Problem
You have a streaming job that is ingesting data from a Delta table. Some columns in the Delta table may have been renamed or dropped (schema evolution) and you get a StreamingQueryException: [STREAM_FAILED]
error message.
StreamingQueryException: [STREAM_FAILED] Query [id = XXX, runId = XXXX] terminated with exception: The schema, table configuration or protocol of your Delta table has changed during streaming.The schema or metadata tracking log has been updated.Please restart the stream to continue processing using the updated metadata.
Cause
If you add, drop, or rename any column in the source table, the streaming job fails.
Solution
Update the required schema definition either at source or target and restart the streaming query to continue processing the job.
- For non additive schema changes such as rename or dropping columns, enable schema tracking.
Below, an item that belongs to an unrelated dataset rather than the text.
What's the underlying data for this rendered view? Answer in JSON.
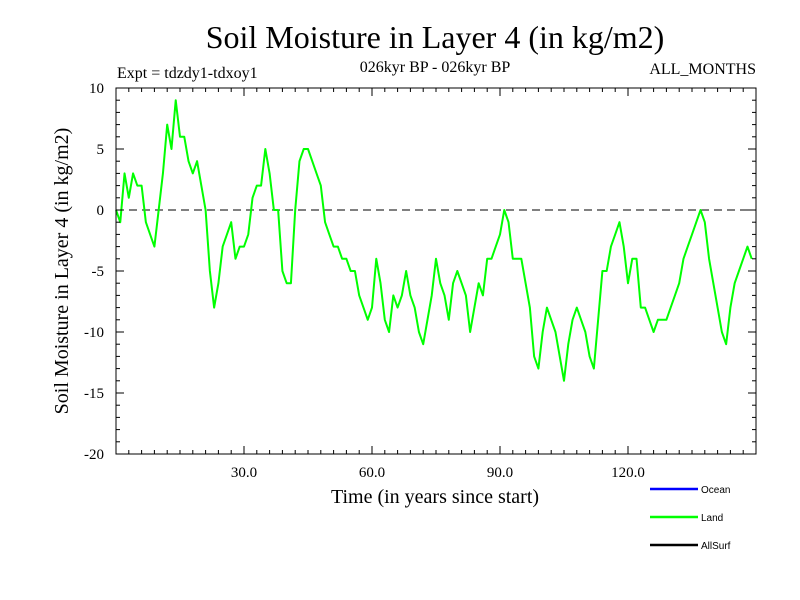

For the scenario to work, the schema must be specified, and each streaming read against a data source must have its own
schemaTrackingLocation
specified. For more information, review the Rename and drop columns with Delta Lake column mapping (AWS | Azure | GCP) documentation. This ensures that schema changes are properly tracked. - Set
spark.databricks.delta.streaming.allowSourceColumnRenameAndDrop
to true. - Restart the streaming query.
Note
This is supported in Databricks Runtime 13.3 LTS and above. If your workflow has non-additive schema changes such as renaming or dropping columns, this configuration is a good choice. Otherwise this configuration is not needed.